Minnesota WWII pilot to receive burial with full military honors
After 83 years missing in the Pacific, Jackson pilot Thomas Arthur Ruth will be buried Wednesday with full military honors at Riverside Cemetery.

A Jackson pilot lost over the Solomon Islands in 1943 will finally be laid to rest at Riverside Cemetery, bringing a long-awaited return home nearly 83 years after he vanished in combat. Lt. (Jr. Grade) Thomas Arthur Ruth will receive full military honors Wednesday at 11 a.m. at the cemetery, 300 U.S. 71 South, in Jackson, Minnesota.

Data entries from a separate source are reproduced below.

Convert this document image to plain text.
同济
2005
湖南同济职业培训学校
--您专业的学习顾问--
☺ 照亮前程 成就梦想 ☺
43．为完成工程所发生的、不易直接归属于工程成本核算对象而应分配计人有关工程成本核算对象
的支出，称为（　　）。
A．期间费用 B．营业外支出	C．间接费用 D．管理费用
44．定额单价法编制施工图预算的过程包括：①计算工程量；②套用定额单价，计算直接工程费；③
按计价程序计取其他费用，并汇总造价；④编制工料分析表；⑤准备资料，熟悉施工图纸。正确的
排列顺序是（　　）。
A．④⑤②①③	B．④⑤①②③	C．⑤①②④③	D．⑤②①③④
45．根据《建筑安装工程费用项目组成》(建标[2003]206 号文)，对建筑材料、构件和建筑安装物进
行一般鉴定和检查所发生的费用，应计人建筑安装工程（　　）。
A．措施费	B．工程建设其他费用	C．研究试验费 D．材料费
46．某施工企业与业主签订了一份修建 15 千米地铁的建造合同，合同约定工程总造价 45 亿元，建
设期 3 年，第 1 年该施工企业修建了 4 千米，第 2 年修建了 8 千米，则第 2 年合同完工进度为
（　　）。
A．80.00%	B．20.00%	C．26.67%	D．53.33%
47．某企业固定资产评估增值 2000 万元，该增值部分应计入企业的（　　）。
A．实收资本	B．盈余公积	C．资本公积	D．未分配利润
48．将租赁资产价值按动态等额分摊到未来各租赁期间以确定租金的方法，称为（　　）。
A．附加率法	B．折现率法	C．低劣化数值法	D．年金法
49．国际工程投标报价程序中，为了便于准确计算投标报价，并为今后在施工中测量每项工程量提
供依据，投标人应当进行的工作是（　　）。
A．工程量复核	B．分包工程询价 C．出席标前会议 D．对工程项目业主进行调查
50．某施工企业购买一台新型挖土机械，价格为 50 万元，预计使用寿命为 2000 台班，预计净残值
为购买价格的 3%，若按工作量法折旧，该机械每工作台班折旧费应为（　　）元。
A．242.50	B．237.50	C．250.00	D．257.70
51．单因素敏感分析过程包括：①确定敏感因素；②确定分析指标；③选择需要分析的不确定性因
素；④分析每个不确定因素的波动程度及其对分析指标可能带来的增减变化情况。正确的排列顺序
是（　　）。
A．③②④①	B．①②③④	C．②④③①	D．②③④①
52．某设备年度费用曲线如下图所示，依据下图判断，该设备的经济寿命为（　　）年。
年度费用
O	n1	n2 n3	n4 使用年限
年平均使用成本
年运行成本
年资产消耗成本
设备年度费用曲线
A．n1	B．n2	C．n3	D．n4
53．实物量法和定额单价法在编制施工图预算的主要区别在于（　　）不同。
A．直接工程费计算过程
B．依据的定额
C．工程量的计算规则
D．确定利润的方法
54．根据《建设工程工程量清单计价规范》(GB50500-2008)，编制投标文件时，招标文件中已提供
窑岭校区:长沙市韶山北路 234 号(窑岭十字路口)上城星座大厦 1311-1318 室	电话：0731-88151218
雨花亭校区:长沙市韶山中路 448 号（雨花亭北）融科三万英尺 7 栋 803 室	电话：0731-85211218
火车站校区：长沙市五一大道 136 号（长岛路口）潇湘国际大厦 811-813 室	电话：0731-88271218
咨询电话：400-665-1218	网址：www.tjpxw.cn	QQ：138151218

Ruth was born in De Smet, South Dakota, in 1917, but he grew up in Jackson and later enlisted in the U.S. Navy in 1941, days after the attack on Pearl Harbor. He served as a pilot in Fighting Squadron 21, part of Carrier Air Group 21, and went to war in the Pacific as American forces pushed through the Solomon Islands.
He was reported missing in action on June 30, 1943, after his F4F-4 Wildcat crashed during an aerial mission near Rendova Island. Another pilot on the mission survived a water landing and said Ruth went down in the jungle on Munda Island. The Navy issued a presumptive finding of death on Jan. 5, 1946, after years with no confirmed recovery.

The case changed in 2013, when a Joint POW/MIA Accounting Command investigation team located a crash site and recovered human remains. Family reference samples later helped identify Ruth, and the Defense POW/MIA Accounting Agency confirmed his identity in April 2025. The agency says the postwar American Graves Registration Service identified more than 280,000 World War II dead, and that since recovery efforts were renewed in the 1970s, the remains of nearly 1,000 Americans killed in World War II have been identified and returned for burial with full military honors.
For Jackson, the burial closes a chapter that began when Ruth left town for war and never came back. A nephew from Loudoun County, Virginia, plans to attend the service to honor a relative he only recently got to know, a reminder of how Ruth’s loss reached far beyond the battlefield and into a family waiting across generations for an answer.